Kamera FS7 II filmuje materiał 4K HDR w największej jaskini świata
„Naszym celem była wierna reprodukcja tego, co widzieliśmy… Kamera FS7 II ma duży zakres dynamiczny i krzywą S-Log — dokładnie to, czego potrzebowaliśmy”.
Sơn Đoòng w Wietnamie to największa jaskinia na świecie: ma ponad 5 km długości i 150 m szerokości, a jej wysokość dochodzi do 200 m. Wewnątrz zmieściłyby się dwie ustawione jedna na drugiej Statuy Wolności. Przez jaskinię, której wiek oceniany jest na 2–5 milionów lat, przepływa bystra rzeka podziemna. To niezwykłe miejsce zyskało światowy rozgłos dopiero w 2009 roku. Stanowiło też doskonały temat dla firmy WOWOW Inc., pragnącej zrealizować cykl dokumentalny w standardzie 4K oraz eksperymentalną transmisję 8K. Kamkorderem pierwszego wyboru do tej produkcji dokumentalnej był model Sony FS7 II z matrycą Super 35. Pozwala on na filmowanie materiału 4K w kinowym standardzie 23,98p, a dzięki dużej wytrzymałości może pracować w najtrudniejszych warunkach. Ergonomiczna konstrukcja ułatwia pracę w nierównym terenie. Oprócz kamkordera FS7 II w produkcji wykorzystywano korpus α7S II, który służył do zdjęć w bardzo słabym oświetleniu. W naszym wywiadzie kierownik ekipy produkcyjnej Sota Koshino i operator Masahiro Hariu opowiadają o swoich wrażeniach z pracy kamerą FS7 II.
Miałem poczucie, że najlepszym wyborem jest kamera FS7 II: wyjątkowo uniwersalna i przystosowana do pracy w produkcjach filmowych i dokumentalnych.
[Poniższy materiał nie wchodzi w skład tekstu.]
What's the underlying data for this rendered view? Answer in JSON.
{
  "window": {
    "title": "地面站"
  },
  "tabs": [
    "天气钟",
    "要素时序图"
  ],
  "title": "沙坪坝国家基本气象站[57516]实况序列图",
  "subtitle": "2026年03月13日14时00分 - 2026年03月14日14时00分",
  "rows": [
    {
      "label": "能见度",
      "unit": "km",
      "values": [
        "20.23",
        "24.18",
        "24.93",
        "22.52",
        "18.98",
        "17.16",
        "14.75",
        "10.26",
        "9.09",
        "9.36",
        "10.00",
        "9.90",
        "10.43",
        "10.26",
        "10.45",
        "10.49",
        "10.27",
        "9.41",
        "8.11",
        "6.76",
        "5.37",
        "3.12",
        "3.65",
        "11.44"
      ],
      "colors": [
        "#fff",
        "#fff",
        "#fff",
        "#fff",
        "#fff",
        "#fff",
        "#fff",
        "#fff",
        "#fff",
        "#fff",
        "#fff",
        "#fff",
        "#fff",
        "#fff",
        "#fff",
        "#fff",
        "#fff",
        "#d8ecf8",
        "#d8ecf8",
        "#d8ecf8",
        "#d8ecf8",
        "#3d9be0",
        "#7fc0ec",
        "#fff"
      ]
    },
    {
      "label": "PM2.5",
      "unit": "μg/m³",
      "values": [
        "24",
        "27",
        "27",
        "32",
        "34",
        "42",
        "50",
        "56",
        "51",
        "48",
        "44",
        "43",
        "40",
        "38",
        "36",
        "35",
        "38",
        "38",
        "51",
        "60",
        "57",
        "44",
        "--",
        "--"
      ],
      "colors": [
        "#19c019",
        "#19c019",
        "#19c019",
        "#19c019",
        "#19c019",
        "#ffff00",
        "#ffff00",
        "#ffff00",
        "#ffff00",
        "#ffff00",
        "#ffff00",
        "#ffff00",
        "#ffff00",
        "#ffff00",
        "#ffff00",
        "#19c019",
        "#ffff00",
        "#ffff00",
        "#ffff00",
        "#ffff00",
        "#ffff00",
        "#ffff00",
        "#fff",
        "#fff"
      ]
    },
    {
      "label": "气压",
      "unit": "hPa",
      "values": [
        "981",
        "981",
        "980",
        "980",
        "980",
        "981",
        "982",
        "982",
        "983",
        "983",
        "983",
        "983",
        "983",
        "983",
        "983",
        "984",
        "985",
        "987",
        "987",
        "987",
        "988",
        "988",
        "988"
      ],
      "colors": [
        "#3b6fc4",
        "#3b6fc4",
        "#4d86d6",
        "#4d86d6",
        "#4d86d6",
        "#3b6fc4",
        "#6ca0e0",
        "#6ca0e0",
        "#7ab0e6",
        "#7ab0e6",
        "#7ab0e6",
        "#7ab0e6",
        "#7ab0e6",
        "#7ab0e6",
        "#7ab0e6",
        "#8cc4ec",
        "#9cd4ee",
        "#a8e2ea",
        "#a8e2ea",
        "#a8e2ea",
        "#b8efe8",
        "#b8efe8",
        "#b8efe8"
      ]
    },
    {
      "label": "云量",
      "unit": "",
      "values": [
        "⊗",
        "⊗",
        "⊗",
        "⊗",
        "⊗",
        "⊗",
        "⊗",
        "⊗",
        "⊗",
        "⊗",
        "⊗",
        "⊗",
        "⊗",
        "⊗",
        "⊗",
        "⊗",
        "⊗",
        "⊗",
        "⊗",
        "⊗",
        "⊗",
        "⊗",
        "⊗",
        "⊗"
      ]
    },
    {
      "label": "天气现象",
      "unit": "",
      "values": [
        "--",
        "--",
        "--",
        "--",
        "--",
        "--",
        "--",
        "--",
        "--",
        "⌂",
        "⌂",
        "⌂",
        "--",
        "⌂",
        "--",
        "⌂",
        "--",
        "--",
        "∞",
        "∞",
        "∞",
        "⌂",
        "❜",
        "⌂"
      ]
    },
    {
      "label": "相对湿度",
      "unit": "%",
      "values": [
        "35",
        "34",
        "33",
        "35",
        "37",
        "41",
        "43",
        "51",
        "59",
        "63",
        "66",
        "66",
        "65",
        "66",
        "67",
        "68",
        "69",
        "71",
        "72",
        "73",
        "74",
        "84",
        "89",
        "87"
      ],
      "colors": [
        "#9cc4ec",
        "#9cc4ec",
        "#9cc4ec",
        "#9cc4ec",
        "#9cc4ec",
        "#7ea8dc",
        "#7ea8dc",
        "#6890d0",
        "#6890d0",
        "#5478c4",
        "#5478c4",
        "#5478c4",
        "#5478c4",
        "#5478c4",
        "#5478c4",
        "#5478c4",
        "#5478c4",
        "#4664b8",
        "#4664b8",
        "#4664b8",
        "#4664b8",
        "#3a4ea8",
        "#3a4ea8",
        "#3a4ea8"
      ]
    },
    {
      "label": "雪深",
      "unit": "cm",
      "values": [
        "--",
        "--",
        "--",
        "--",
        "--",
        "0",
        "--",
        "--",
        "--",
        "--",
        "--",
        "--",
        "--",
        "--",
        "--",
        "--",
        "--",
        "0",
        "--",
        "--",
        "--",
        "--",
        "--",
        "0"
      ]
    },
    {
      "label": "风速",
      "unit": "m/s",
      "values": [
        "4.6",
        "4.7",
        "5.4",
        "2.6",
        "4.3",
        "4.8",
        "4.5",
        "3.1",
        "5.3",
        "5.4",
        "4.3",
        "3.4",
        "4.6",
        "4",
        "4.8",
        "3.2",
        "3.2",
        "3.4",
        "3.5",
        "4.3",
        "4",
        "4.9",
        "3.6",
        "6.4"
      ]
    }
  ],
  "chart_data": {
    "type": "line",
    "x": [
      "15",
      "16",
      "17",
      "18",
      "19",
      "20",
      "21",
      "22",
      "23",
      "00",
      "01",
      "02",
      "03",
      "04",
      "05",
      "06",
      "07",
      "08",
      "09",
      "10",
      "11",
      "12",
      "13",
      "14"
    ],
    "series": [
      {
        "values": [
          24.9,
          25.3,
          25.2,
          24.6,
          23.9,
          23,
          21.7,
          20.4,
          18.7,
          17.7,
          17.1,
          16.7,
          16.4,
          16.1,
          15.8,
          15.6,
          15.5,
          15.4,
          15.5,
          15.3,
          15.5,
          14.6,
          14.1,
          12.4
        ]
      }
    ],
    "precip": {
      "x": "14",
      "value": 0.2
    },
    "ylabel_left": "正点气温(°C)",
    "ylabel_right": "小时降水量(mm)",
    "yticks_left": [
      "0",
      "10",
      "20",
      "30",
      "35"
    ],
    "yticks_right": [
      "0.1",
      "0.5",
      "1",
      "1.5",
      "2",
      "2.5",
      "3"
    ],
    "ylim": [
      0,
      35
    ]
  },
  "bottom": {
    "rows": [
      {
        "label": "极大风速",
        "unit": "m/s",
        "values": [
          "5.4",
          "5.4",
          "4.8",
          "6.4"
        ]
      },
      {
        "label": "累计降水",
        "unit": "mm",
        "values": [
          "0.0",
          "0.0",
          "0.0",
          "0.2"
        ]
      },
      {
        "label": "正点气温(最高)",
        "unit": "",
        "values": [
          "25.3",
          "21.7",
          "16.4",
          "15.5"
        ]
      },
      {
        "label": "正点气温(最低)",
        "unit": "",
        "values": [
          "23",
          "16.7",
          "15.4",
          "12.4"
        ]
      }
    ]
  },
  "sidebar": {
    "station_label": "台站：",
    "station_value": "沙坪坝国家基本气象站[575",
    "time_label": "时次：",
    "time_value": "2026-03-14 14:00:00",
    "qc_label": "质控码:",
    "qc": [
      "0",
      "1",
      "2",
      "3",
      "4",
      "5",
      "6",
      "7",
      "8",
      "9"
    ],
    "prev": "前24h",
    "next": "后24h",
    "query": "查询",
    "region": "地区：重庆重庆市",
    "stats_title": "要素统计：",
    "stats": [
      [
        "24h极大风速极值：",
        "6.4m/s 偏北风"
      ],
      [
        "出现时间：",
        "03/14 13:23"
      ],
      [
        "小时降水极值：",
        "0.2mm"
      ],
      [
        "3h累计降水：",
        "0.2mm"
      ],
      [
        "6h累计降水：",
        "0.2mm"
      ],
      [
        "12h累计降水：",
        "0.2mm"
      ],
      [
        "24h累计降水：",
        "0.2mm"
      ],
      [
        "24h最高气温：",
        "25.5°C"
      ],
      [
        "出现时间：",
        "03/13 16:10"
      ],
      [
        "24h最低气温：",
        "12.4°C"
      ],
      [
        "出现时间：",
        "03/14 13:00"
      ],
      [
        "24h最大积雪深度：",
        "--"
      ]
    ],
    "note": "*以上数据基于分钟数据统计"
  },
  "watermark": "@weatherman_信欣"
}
Możliwość wykorzystana po 7 długich latach
Koshino: Miejsca wybrane do tej koprodukcji z firmą WOWOW w większości nie były nigdy pokazywane na filmie. Chcieliśmy ukazać je przy użyciu najnowocześniejszego sprzętu. Bohaterami każdego odcinka są także członkowie ekipy filmowej. Motywem naszego pierwszego filmu dokumentalnego miał być słynny cytat „Ziemia jest niebieska”. Wybraliśmy się więc do bazy NASA na Florydzie, skąd polecieliśmy myśliwcami bojowymi do stratosfery. Skoro poprzednim razem znaleźliśmy się tak wysoko, logiczne było zejście w dół — i sfilmowanie jaskini. O Sơn Đoòng dowiedziałem się w 2010 r. Byłem zdumiony i zacząłem rozmawiać z naszym scenarzystą o nakręceniu w niej filmu. Minęło 7 lat — i wreszcie, w marcu 2017 r., mogliśmy wraz z 70-osobową ekipą spełnić to marzenie.
Trudne warunki filmowania
Koshino: Droga do jaskini Sơn Đoòng prowadzi przez duży, pionowy otwór, przypominający gigantyczny komin o głębokości 70 m. Wydobywają się z niego wielkie ilości pary wodnej oraz zimny wiatr. Ekipa musiała opuścić się w ten komin w całkowitych ciemnościach, a następnie przebyć 10-kilometrową trasę, by dotrzeć do końca systemu korytarzy i wrócić. Zdjęcia, wraz z przygotowaniami, trwały 10 dni. Aby nakręcić wystarczającą ilość materiału filmowego, przez cztery dni obozowaliśmy w samej jaskini.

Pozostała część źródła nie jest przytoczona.